Short Stories
Entry No. 17   August 7, 2004


August 7 was an upsetting day for me. As I was riding into the depths of Southwest Washington, leaving behind some great people and looking ahead to a lonely ride, I biked by a monster machine cutting down trees. I stopped to watch. This machine was invented to get to more trees, faster. It annoyed me how fast the trees were being cut; they were not even trying to get to the base of the tree so as to utilize the entire trunk. In the four minutes I watched, six trees were cut and laid to rest. It made me think of a movie based on Diana Young's story called Fern Gully, The Last Rain Forest. I saw it for the first time in Juneau with Zoe and Joe, and I loved it and think everyone should watch it, old and young.

I thought about the replanting of these areas. Weyerhaeuser boasts that they manage their lands under the principles of the Sustainable Forestry Initiative (SFI). However, one of SFI's objectives is to maintain healthy forests. To me, a healthy forest is a diverse one. The replanting that I've seen here in this area looks as though just one family or even just one species of tree has been replanted. To think the complete solution is replanting one single kind of tree, planted so uniformly, with no diversity, needs to be reconsidered. Without diversity, an entire forest would be susceptible to a single fungus or insect such as the Mountain Pine Beetle. I also wonder, as I have lots of time to, about the tree stumps and roots that remain after a clear cut. They certainly don't decompose as fast as the growth and clear cut of third and fourth generation trees, so how long before the land is just completely filled with dead and decomposing tree stumps, still not composted enough to be tilled into the soil?

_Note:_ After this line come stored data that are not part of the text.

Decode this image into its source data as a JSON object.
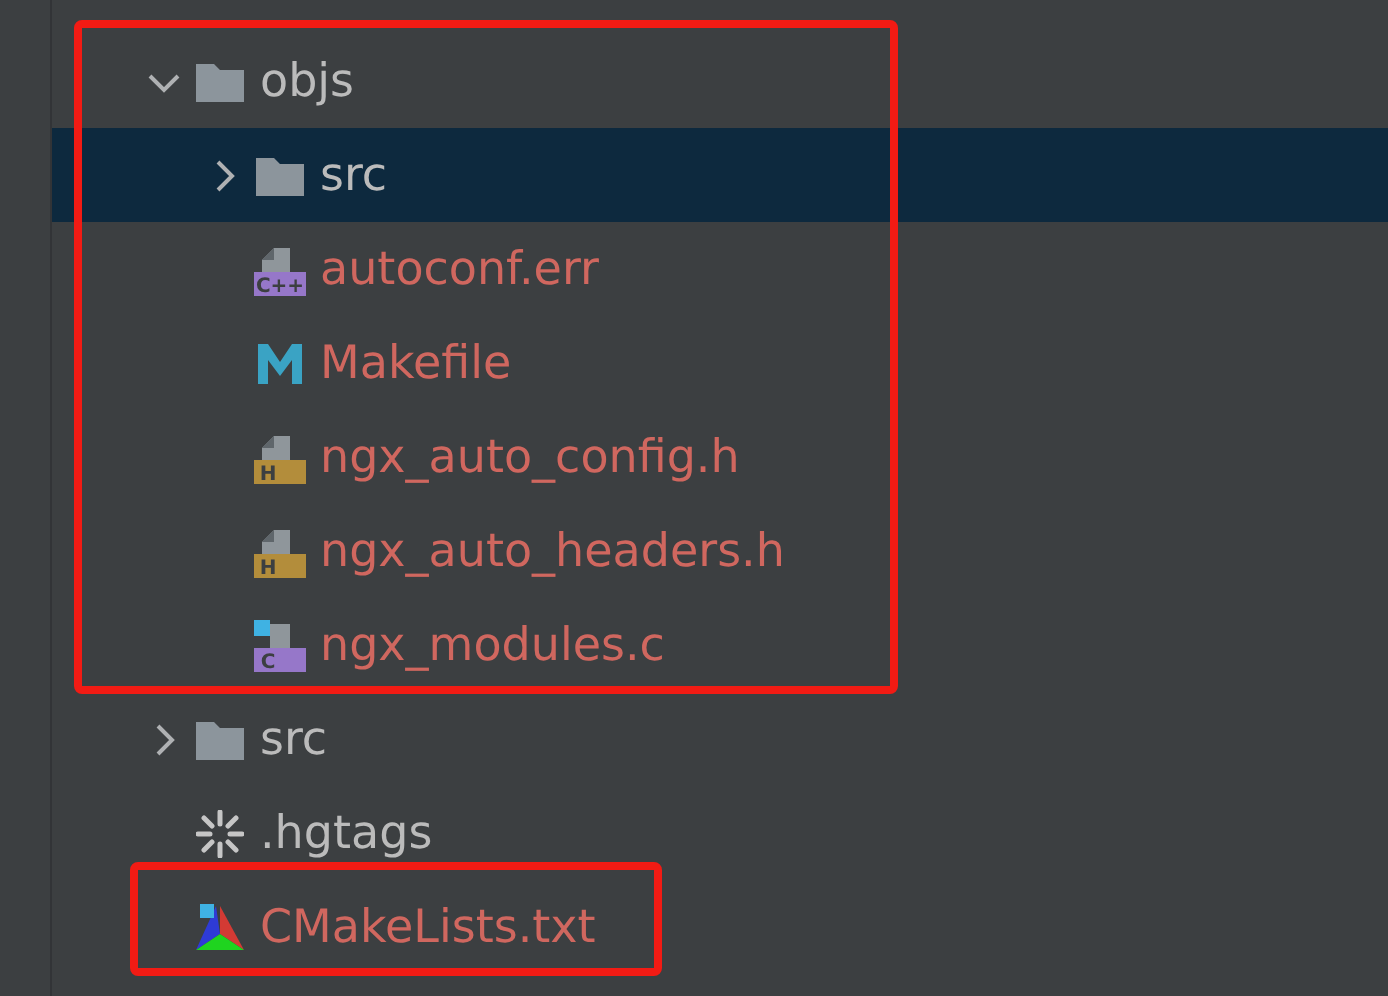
{
  "tree": [
    {
      "name": "objs",
      "kind": "folder",
      "expanded": true,
      "selected": false,
      "untracked": false,
      "highlighted": true,
      "children": [
        {
          "name": "src",
          "kind": "folder",
          "expanded": false,
          "selected": true,
          "untracked": false,
          "highlighted": false
        },
        {
          "name": "autoconf.err",
          "kind": "cpp",
          "icon_label": "C++",
          "selected": false,
          "untracked": true,
          "highlighted": false
        },
        {
          "name": "Makefile",
          "kind": "makefile",
          "selected": false,
          "untracked": true,
          "highlighted": false
        },
        {
          "name": "ngx_auto_config.h",
          "kind": "header",
          "icon_label": "H",
          "selected": false,
          "untracked": true,
          "highlighted": false
        },
        {
          "name": "ngx_auto_headers.h",
          "kind": "header",
          "icon_label": "H",
          "selected": false,
          "untracked": true,
          "highlighted": false
        },
        {
          "name": "ngx_modules.c",
          "kind": "c",
          "icon_label": "C",
          "selected": false,
          "untracked": true,
          "highlighted": false
        }
      ]
    },
    {
      "name": "src",
      "kind": "folder",
      "expanded": false,
      "selected": false,
      "untracked": false,
      "highlighted": false
    },
    {
      "name": ".hgtags",
      "kind": "hg",
      "selected": false,
      "untracked": false,
      "highlighted": false
    },
    {
      "name": "CMakeLists.txt",
      "kind": "cmake",
      "selected": false,
      "untracked": true,
      "highlighted": true
    }
  ]
}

I see this and realize that I demand this to be happening. I demand the paper bag, I demand the paper, the furniture, the heat, the books. Watching this makes me not want to buy or use another paper product, but what is my choice? Petroleum. I certainly don't want to demand that either. It is such a tough thing to think about constantly. We all get kind of numb to where our products and services come from because if we weren't numbed from these realities, we would all go a little crazy - like I am now, trying to find the right answers.

One issue that makes it tough is that the public is not being provided with feasible and very possible alternatives. Instead, these realities are covered up. The facts of where this or that product came from is not the focus. The focus by advertisers is YOU NEED THIS PRODUCT. To a certain degree, it is our fault to believe it, but it's also marketing and we begin to think we need some things when we really just want them.

It is sad to watch this. I thought about taking a picture but I didn't have a camera. Nevertheless, I don't think I needed to take a picture of this as it is burned in my memory and will be there for a long time to come, at least until I become numb again.